Le détroit d’Ormuz restera inutilisable pour l’instant, la faiblesse du yen aussi en ligne de mire
Le détroit d’Ormuz reste difficilement utilisable pour l’instant
Masahiro Okafuto, président de l’Association japonaise du commerce et président d’Itochu, a déclaré lors de sa conférence de presse régulière du 15 que, face à la situation confuse au Moyen-Orient, le détroit d’Ormuz ne pouvait pas être utilisé pour le moment. Il a souligné la nécessité de revoir les chaînes d’approvisionnement dans une perspective à moyen et long terme.
Reconstituer les chaînes d’approvisionnement par des achats de substitution
Autour du détroit d’Ormuz, le conflit s’intensifie, les Etats-Unis et l’Iran ayant chacun annoncé une nouvelle fermeture du passage. M. Okafuto a déclaré qu’il n’y aurait pas de résolution fondamentale sans la fin de la guerre entre l’Iran et les Etats-Unis, et que, même en cas de règlement, une reprise du conflit restait possible.
Interrogé sur le rôle des négociants dans cette crise au Moyen-Orient, il a indiqué qu’il n’y avait pas beaucoup de brut importé via le détroit d’Ormuz, ajoutant qu’ils coopéraient pour s’approvisionner auprès de sources de remplacement. Il a précisé que certains produits chimiques et autres biens n’étaient pas fabriqués au Japon, mais en Asie du Sud-Est, et a jugé nécessaire de penser les chaînes d’approvisionnement à l’échelle de l’Association des nations de l’Asie du Sud-Est (ASEAN).

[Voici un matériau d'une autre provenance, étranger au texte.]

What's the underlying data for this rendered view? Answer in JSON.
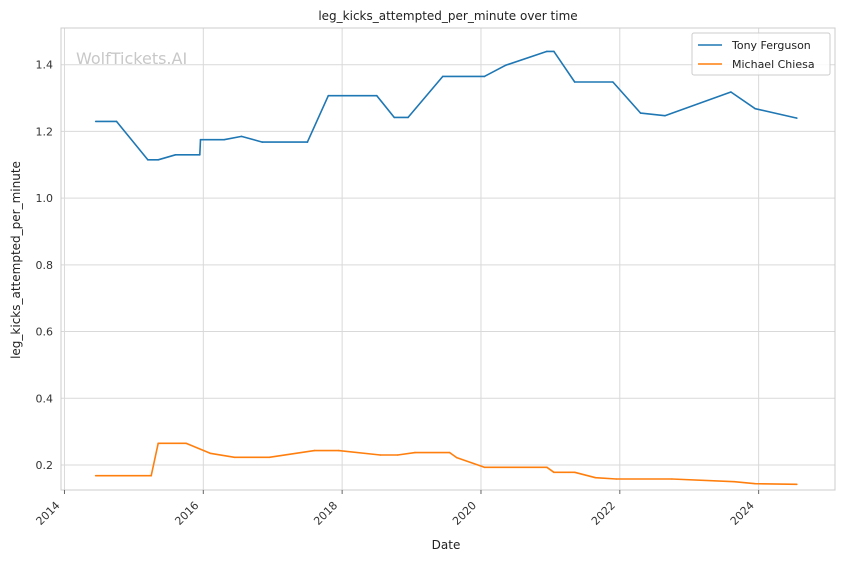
{
  "chart_data": {
    "type": "line",
    "title": "leg_kicks_attempted_per_minute over time",
    "xlabel": "Date",
    "ylabel": "leg_kicks_attempted_per_minute",
    "watermark": "WolfTickets.AI",
    "x_ticks": [
      "2014",
      "2016",
      "2018",
      "2020",
      "2022",
      "2024"
    ],
    "y_ticks": [
      "0.2",
      "0.4",
      "0.6",
      "0.8",
      "1.0",
      "1.2",
      "1.4"
    ],
    "xlim": [
      2013.95,
      2025.1
    ],
    "ylim": [
      0.125,
      1.51
    ],
    "grid": true,
    "legend_position": "top-right",
    "series": [
      {
        "name": "Tony Ferguson",
        "color": "#1f77b4",
        "points": [
          [
            2014.45,
            1.23
          ],
          [
            2014.75,
            1.23
          ],
          [
            2015.2,
            1.115
          ],
          [
            2015.35,
            1.115
          ],
          [
            2015.6,
            1.13
          ],
          [
            2015.95,
            1.13
          ],
          [
            2015.96,
            1.175
          ],
          [
            2016.3,
            1.175
          ],
          [
            2016.55,
            1.185
          ],
          [
            2016.85,
            1.168
          ],
          [
            2017.5,
            1.168
          ],
          [
            2017.8,
            1.307
          ],
          [
            2018.5,
            1.307
          ],
          [
            2018.75,
            1.242
          ],
          [
            2018.95,
            1.242
          ],
          [
            2019.45,
            1.365
          ],
          [
            2020.05,
            1.365
          ],
          [
            2020.35,
            1.398
          ],
          [
            2020.95,
            1.44
          ],
          [
            2021.05,
            1.44
          ],
          [
            2021.35,
            1.348
          ],
          [
            2021.9,
            1.348
          ],
          [
            2022.3,
            1.255
          ],
          [
            2022.65,
            1.247
          ],
          [
            2023.6,
            1.318
          ],
          [
            2023.95,
            1.268
          ],
          [
            2024.55,
            1.24
          ]
        ]
      },
      {
        "name": "Michael Chiesa",
        "color": "#ff7f0e",
        "points": [
          [
            2014.45,
            0.168
          ],
          [
            2015.25,
            0.168
          ],
          [
            2015.35,
            0.265
          ],
          [
            2015.75,
            0.265
          ],
          [
            2016.1,
            0.235
          ],
          [
            2016.45,
            0.223
          ],
          [
            2016.95,
            0.223
          ],
          [
            2017.6,
            0.243
          ],
          [
            2017.95,
            0.243
          ],
          [
            2018.55,
            0.23
          ],
          [
            2018.8,
            0.23
          ],
          [
            2019.05,
            0.237
          ],
          [
            2019.55,
            0.237
          ],
          [
            2019.65,
            0.222
          ],
          [
            2020.05,
            0.193
          ],
          [
            2020.95,
            0.193
          ],
          [
            2021.05,
            0.178
          ],
          [
            2021.35,
            0.178
          ],
          [
            2021.65,
            0.162
          ],
          [
            2021.95,
            0.158
          ],
          [
            2022.75,
            0.158
          ],
          [
            2023.65,
            0.15
          ],
          [
            2023.95,
            0.144
          ],
          [
            2024.55,
            0.142
          ]
        ]
      }
    ]
  }
}
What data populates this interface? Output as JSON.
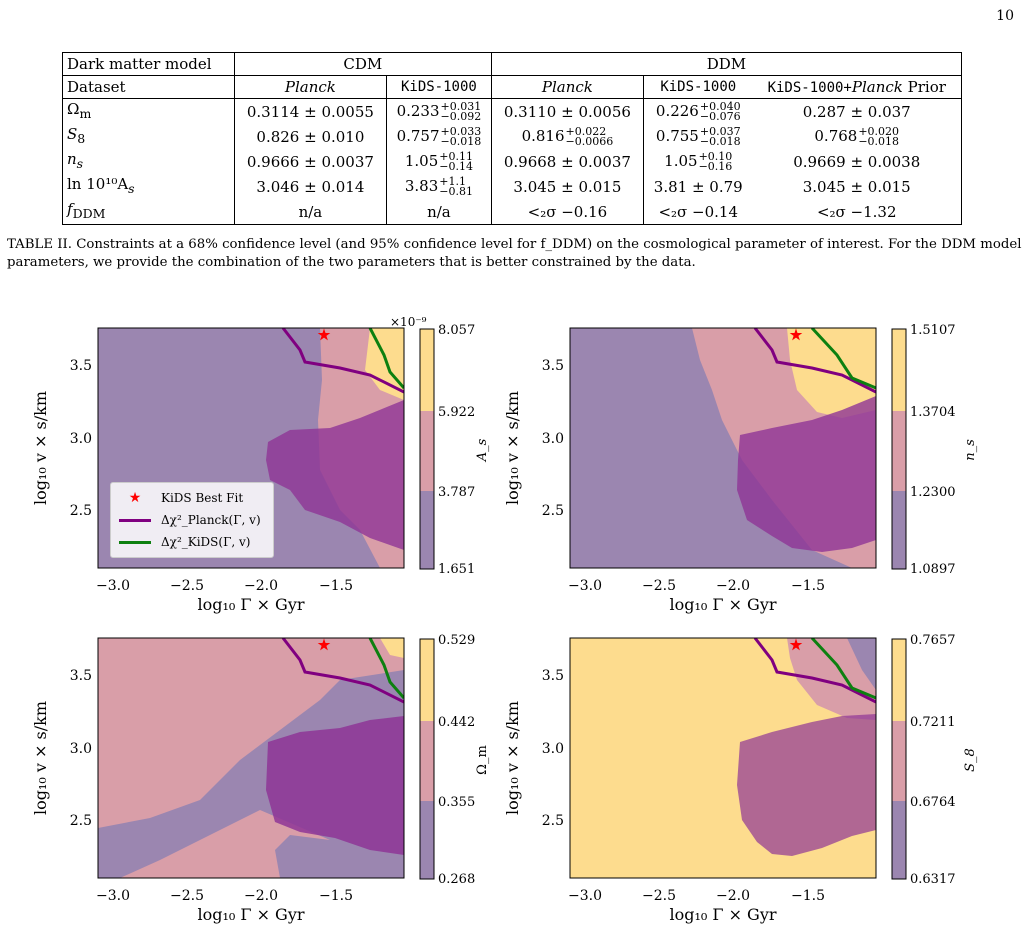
{
  "page_number": "10",
  "table": {
    "header_row1": {
      "label": "Dark matter model",
      "cdm": "CDM",
      "ddm": "DDM"
    },
    "header_row2": {
      "label": "Dataset",
      "c1": "Planck",
      "c2": "KiDS-1000",
      "c3": "Planck",
      "c4": "KiDS-1000",
      "c5": "KiDS-1000+",
      "c5b": "Planck",
      "c5c": " Prior"
    },
    "rows": [
      {
        "param": "Ω",
        "sub": "m",
        "c1": "0.3114 ± 0.0055",
        "c2": "0.233",
        "c2_sup": "+0.031",
        "c2_sub": "−0.092",
        "c3": "0.3110 ± 0.0056",
        "c4": "0.226",
        "c4_sup": "+0.040",
        "c4_sub": "−0.076",
        "c5": "0.287 ± 0.037"
      },
      {
        "param": "S",
        "sub": "8",
        "c1": "0.826 ± 0.010",
        "c2": "0.757",
        "c2_sup": "+0.033",
        "c2_sub": "−0.018",
        "c3": "0.816",
        "c3_sup": "+0.022",
        "c3_sub": "−0.0066",
        "c4": "0.755",
        "c4_sup": "+0.037",
        "c4_sub": "−0.018",
        "c5": "0.768",
        "c5_sup": "+0.020",
        "c5_sub": "−0.018"
      },
      {
        "param": "n",
        "sub": "s",
        "c1": "0.9666 ± 0.0037",
        "c2": "1.05",
        "c2_sup": "+0.11",
        "c2_sub": "−0.14",
        "c3": "0.9668 ± 0.0037",
        "c4": "1.05",
        "c4_sup": "+0.10",
        "c4_sub": "−0.16",
        "c5": "0.9669 ± 0.0038"
      },
      {
        "param": "ln 10¹⁰A",
        "sub": "s",
        "c1": "3.046 ± 0.014",
        "c2": "3.83",
        "c2_sup": "+1.1",
        "c2_sub": "−0.81",
        "c3": "3.045 ± 0.015",
        "c4": "3.81 ± 0.79",
        "c5": "3.045 ± 0.015"
      },
      {
        "param": "f",
        "sub": "DDM",
        "c1": "n/a",
        "c2": "n/a",
        "c3": "<₂σ −0.16",
        "c4": "<₂σ −0.14",
        "c5": "<₂σ −1.32"
      }
    ]
  },
  "caption": "TABLE II. Constraints at a 68% confidence level (and 95% confidence level for f_DDM) on the cosmological parameter of interest. For the DDM model parameters, we provide the combination of the two parameters that is better constrained by the data.",
  "chart_data": [
    {
      "type": "heatmap",
      "xlabel": "log₁₀ Γ × Gyr",
      "ylabel": "log₁₀ v × s/km",
      "xlim": [
        -3.1,
        -1.15
      ],
      "ylim": [
        2.1,
        3.7
      ],
      "xticks": [
        "−3.0",
        "−2.5",
        "−2.0",
        "−1.5"
      ],
      "yticks": [
        "2.5",
        "3.0",
        "3.5"
      ],
      "colorbar_label": "A_s",
      "colorbar_ticks": [
        "1.651",
        "3.787",
        "5.922",
        "8.057"
      ],
      "colorbar_multiplier": "×10⁻⁹",
      "best_fit": {
        "x": -1.65,
        "y": 3.67
      },
      "legend": [
        "KiDS Best Fit",
        "Δχ²_Planck(Γ, v)",
        "Δχ²_KiDS(Γ, v)"
      ]
    },
    {
      "type": "heatmap",
      "xlabel": "log₁₀ Γ × Gyr",
      "ylabel": "log₁₀ v × s/km",
      "xlim": [
        -3.1,
        -1.15
      ],
      "ylim": [
        2.1,
        3.7
      ],
      "xticks": [
        "−3.0",
        "−2.5",
        "−2.0",
        "−1.5"
      ],
      "yticks": [
        "2.5",
        "3.0",
        "3.5"
      ],
      "colorbar_label": "n_s",
      "colorbar_ticks": [
        "1.0897",
        "1.2300",
        "1.3704",
        "1.5107"
      ],
      "best_fit": {
        "x": -1.65,
        "y": 3.67
      }
    },
    {
      "type": "heatmap",
      "xlabel": "log₁₀ Γ × Gyr",
      "ylabel": "log₁₀ v × s/km",
      "xlim": [
        -3.1,
        -1.15
      ],
      "ylim": [
        2.1,
        3.7
      ],
      "xticks": [
        "−3.0",
        "−2.5",
        "−2.0",
        "−1.5"
      ],
      "yticks": [
        "2.5",
        "3.0",
        "3.5"
      ],
      "colorbar_label": "Ω_m",
      "colorbar_ticks": [
        "0.268",
        "0.355",
        "0.442",
        "0.529"
      ],
      "best_fit": {
        "x": -1.65,
        "y": 3.67
      }
    },
    {
      "type": "heatmap",
      "xlabel": "log₁₀ Γ × Gyr",
      "ylabel": "log₁₀ v × s/km",
      "xlim": [
        -3.1,
        -1.15
      ],
      "ylim": [
        2.1,
        3.7
      ],
      "xticks": [
        "−3.0",
        "−2.5",
        "−2.0",
        "−1.5"
      ],
      "yticks": [
        "2.5",
        "3.0",
        "3.5"
      ],
      "colorbar_label": "S_8",
      "colorbar_ticks": [
        "0.6317",
        "0.6764",
        "0.7211",
        "0.7657"
      ],
      "best_fit": {
        "x": -1.65,
        "y": 3.67
      }
    }
  ],
  "colors": {
    "purple_level": "#9b86b0",
    "pink_level": "#d99ea8",
    "yellow_level": "#fddc8e",
    "dark_purple": "#8e3596",
    "planck_line": "#800080",
    "kids_line": "#0d8010",
    "star": "#ff0000"
  }
}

La faiblesse du yen et le Mercosur également évoqués
Il a aussi évoqué la tendance de la monnaie à la faiblesse du yen et à la fermeté du dollar. S’il a jugé nécessaire de poursuivre activement les investissements à l’étranger pour soutenir la croissance, il a estimé que le principal problème restait la faiblesse du yen, ajoutant qu’il serait difficile de concrétiser les objectifs d’investissement du gouvernement sans résoudre ce problème.
Concernant l’accord du gouvernement japonais en juin pour lancer des négociations en vue d’un accord de partenariat économique (EPA) avec le Marché commun du Sud (Mercosur), il a déclaré que, du point de vue de la sécurisation à long terme des sources d’énergie et des denrées alimentaires, cette zone ne pouvait pas être ignorée malgré les nombreux obstacles à une implantation. Il a ensuite demandé au gouvernement de mettre en place un soutien facilitant l’action des entreprises.